Moutier: une commune innovante en matière de participation

18.06.2021
6 | 2021

En donnant suite à la demande de trois jeunes enthousiastes, la ville de Moutier a décidé d’appliquer une approche participative à l’aménagement d’une place publique. Elle veut saisir l’occasion pour ancrer la participation citoyenne dans le fonctionnement communal.

Depuis plusieurs années, la Commune de Moutier propose des prestations qui doivent permettre à sa population d’acquérir ou de renforcer ses compétences démocratiques. Partant du principe que la participation au débat public nécessite un apprentissage par la pratique et que le niveau local est le plus approprié pour ce faire*, la municipalité a chargé le Service de la jeunesse et des actions communautaires (SeJAC) de développer des actions visant à favoriser la participation, avec un focus sur un public jeune et éloigné des différentes formes de pouvoir.

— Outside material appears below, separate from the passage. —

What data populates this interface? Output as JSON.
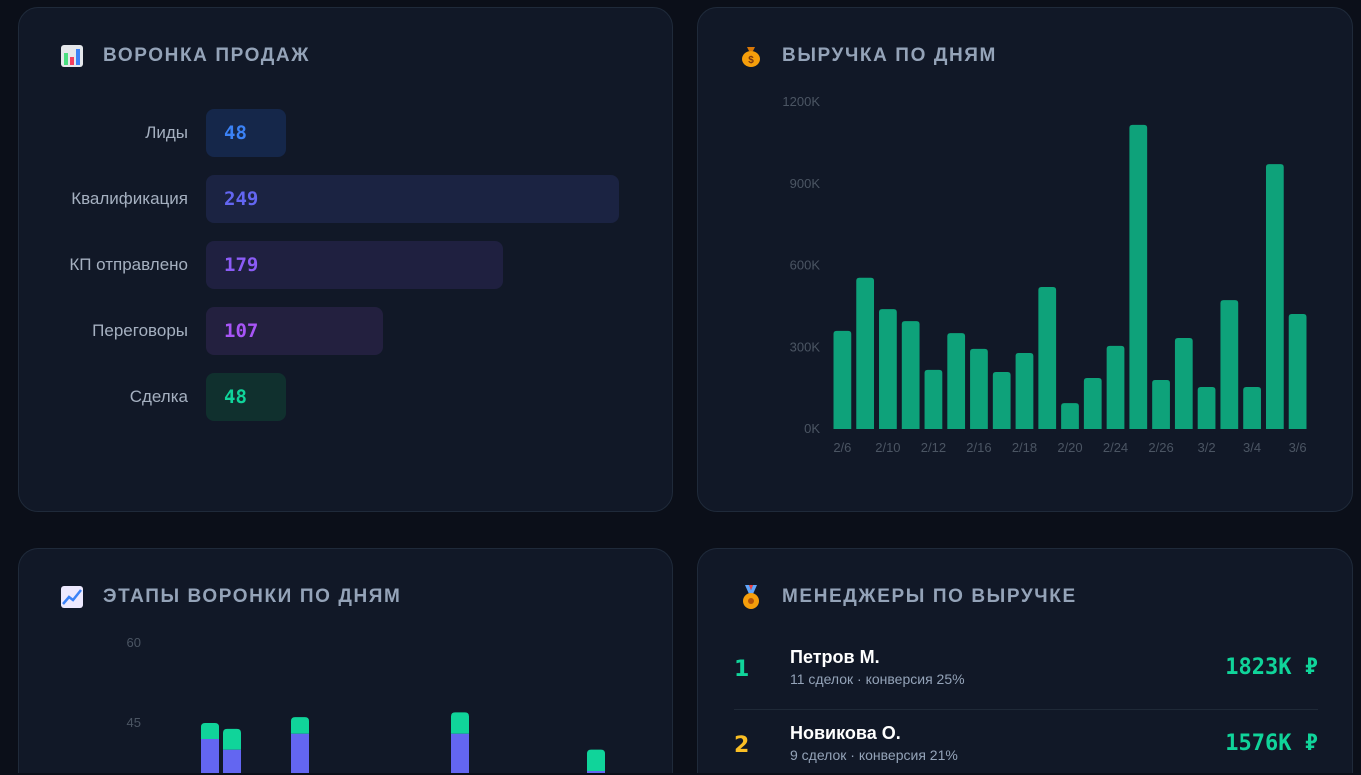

«PM23» est le titre provisoire d’un projet qui trouve son origine en 2017. Cette année-là, une centaine de citoyennes et de citoyens prennent part au projet «Tourner la page» dont l’objectif est de critiquer, de rêver et de transformer la bibliothèque de la petite ville de Moutier, qui compte environ 7400 habitants. Au terme des ateliers participatifs, trois jeunes enthousiastes proposent à l’équipe d’animation du SeJAC d’appliquer les mêmes méthodes participatives pour réaménager une place publique.

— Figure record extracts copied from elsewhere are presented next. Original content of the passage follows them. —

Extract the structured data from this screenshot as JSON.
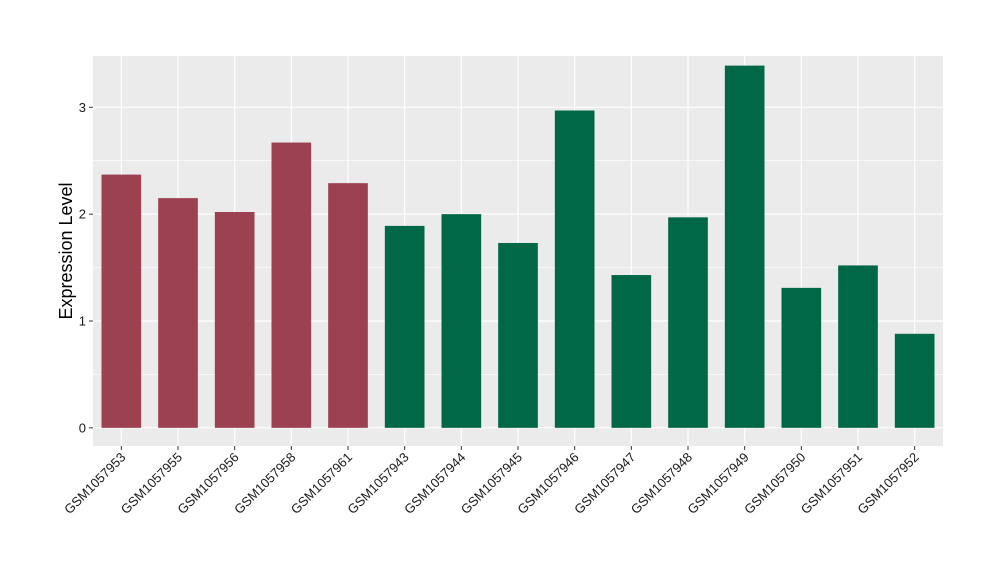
{
  "chart_data": {
    "type": "bar",
    "title": "",
    "xlabel": "",
    "ylabel": "Expression Level",
    "ylim": [
      -0.17,
      3.48
    ],
    "yticks": [
      0,
      1,
      2,
      3
    ],
    "ytick_labels": [
      "0",
      "1",
      "2",
      "3"
    ],
    "grid": true,
    "legend": "none",
    "categories": [
      "GSM1057953",
      "GSM1057955",
      "GSM1057956",
      "GSM1057958",
      "GSM1057961",
      "GSM1057943",
      "GSM1057944",
      "GSM1057945",
      "GSM1057946",
      "GSM1057947",
      "GSM1057948",
      "GSM1057949",
      "GSM1057950",
      "GSM1057951",
      "GSM1057952"
    ],
    "values": [
      2.37,
      2.15,
      2.02,
      2.67,
      2.29,
      1.89,
      2.0,
      1.73,
      2.97,
      1.43,
      1.97,
      3.39,
      1.31,
      1.52,
      0.88
    ],
    "bar_colors": [
      "#9b4150",
      "#9b4150",
      "#9b4150",
      "#9b4150",
      "#9b4150",
      "#006847",
      "#006847",
      "#006847",
      "#006847",
      "#006847",
      "#006847",
      "#006847",
      "#006847",
      "#006847",
      "#006847"
    ],
    "panel_background": "#ebebeb",
    "gridline_color": "#ffffff"
  }
}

Jan Ferkovic, Mirsad et Senad Zahaj ont alors entre 12 et 15 ans. Ils fréquentent le Centre de jeunesse et y travaillent, à leur rythme, les compétences démocratiques: «S’exprimer, écouter, arbitrer et s’engager.»* Avant de pouvoir prendre part à des ateliers participatifs, ces jeunes prévôtois ont été acteurs de l’accueil libre du Centre de jeunesse, espace favorisant l’autogestion, l’expérimentation, l’émancipation et l’autonomie. Par son fonctionnement, le Centre de jeunesse peut donner une image d’un lieu où les jeunes ne font que «se réunir». Or, l’équipe du SeJAC propose un environnement exigeant. Les professionnels partagent avec les jeunes la responsabilité d’établir et de faire respecter les règles qui permettent un accueil inconditionnel et quasi quotidien. Le Centre de jeunesse est autre chose qu’un centre de loisirs. Il revient aux usagères et aux usagers d’élaborer le programme qui correspond à leurs besoins. Chaque activité doit proposer de l’intérêt du point de vue de l’animation socioculturelle: participer au lien social, favoriser l’éducation informelle, soutenir la prévention, … C’est dans ce contexte et à travers des activités d’apparence banale comme organiser une soirée festive, s’occuper du matériel, résoudre un conflit ou encore réaliser des «petits jobs» que Jan, Mirsad et Senad ont fait l’expérience consciente de la citoyenneté.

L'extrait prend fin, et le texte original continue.